That’s how I’m viewing the festival circuit. I’m planning on using festivals as a springboard to a platform release. When I say platform release I mean the festival becomes the first step in a distribution strategy that I’ve put in place. It becomes a vehicle for promotion, a way to push the publicity and exposure towards monetizing the film. Platform releasing isn’t something new – it’s used by the studios, the mini majors and many independent distributors. But it isn’t something that most filmmakers tend to do when considering their festival strategies. Here’s a breakdown of what I’m planning.
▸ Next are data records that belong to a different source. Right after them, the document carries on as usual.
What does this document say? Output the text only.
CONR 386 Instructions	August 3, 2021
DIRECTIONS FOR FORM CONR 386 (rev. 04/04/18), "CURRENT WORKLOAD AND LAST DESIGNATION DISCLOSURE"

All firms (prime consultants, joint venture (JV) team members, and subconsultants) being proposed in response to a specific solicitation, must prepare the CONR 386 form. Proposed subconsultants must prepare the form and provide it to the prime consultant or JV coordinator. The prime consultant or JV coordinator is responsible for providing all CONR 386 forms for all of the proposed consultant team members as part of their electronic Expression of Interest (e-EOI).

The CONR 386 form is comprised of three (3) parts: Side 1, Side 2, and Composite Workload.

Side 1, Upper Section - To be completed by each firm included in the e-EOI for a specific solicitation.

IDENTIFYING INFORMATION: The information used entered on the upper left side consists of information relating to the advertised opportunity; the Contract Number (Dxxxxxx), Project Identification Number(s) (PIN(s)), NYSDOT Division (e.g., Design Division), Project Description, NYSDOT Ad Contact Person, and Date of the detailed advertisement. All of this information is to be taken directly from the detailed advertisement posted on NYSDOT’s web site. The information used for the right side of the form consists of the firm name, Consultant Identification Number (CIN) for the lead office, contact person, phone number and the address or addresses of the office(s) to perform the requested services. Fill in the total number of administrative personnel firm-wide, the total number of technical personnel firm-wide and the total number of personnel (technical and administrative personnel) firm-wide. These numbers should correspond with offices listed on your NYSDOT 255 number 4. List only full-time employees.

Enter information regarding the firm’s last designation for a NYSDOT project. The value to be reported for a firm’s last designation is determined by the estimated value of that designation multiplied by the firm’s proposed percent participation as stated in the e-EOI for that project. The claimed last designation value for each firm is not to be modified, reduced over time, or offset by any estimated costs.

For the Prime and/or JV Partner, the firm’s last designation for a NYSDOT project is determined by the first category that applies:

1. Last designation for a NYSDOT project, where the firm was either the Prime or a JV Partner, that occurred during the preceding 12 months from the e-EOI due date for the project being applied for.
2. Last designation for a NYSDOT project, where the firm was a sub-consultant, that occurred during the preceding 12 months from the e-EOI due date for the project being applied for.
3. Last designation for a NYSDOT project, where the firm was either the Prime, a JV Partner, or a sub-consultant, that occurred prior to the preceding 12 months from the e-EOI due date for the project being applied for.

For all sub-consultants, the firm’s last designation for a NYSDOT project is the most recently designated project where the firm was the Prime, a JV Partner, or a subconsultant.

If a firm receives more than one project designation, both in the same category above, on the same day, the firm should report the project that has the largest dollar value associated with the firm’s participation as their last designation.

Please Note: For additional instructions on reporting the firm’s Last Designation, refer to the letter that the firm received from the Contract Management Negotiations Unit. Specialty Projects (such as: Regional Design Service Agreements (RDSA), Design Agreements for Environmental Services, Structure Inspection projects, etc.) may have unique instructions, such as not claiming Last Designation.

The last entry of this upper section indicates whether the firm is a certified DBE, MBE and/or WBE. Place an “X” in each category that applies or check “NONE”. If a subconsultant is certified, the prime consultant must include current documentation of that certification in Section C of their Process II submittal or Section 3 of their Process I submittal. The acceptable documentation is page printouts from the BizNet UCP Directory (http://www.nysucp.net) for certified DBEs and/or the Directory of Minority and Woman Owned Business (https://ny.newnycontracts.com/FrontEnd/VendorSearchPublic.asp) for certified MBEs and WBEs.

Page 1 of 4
- Start selling foreign territories at the Cannes Film Market next month
- Domestic festival screenings early summer through fall
- Promotional and speaking engagements – horror conventions and various industry conventions starting in May and continuing into the Fall
- Limited theatrical release on 5 to 8 screens starting a month before the street date of the DVD
- Fall street date for the DVD which places the film in retail and rental outlets nationwide (I’m also currently working on a deal for the soundtrack, which would place it everywhere from iTunes to retail outlets across the country.) So the DVD and CD would street the same day.
- International festivals before and after the release of the DVD in the states
- Attend the AFM in Nov. to continue foreign sales
- Continue the international festival circuit after US street date for about a year to help push sales overseas
- Starting NOW and continuing through the end of the platform release I’ll be working the press - pointing everything towards the DVD release date.
So how does one go about creating a platform release? It depends on many factors; who’s the audience, what are your resources, and what do you hope to gain from distributing your film. The above strategy targets a wide audience from horror fans to the general viewing public. It works with a foreign sales agent, a DIY theatrical release combined with smaller DVD and music labels that have national distribution in place. And last but not least it will get the film seen by a large number of people here and abroad, which in the end will help me to make more films.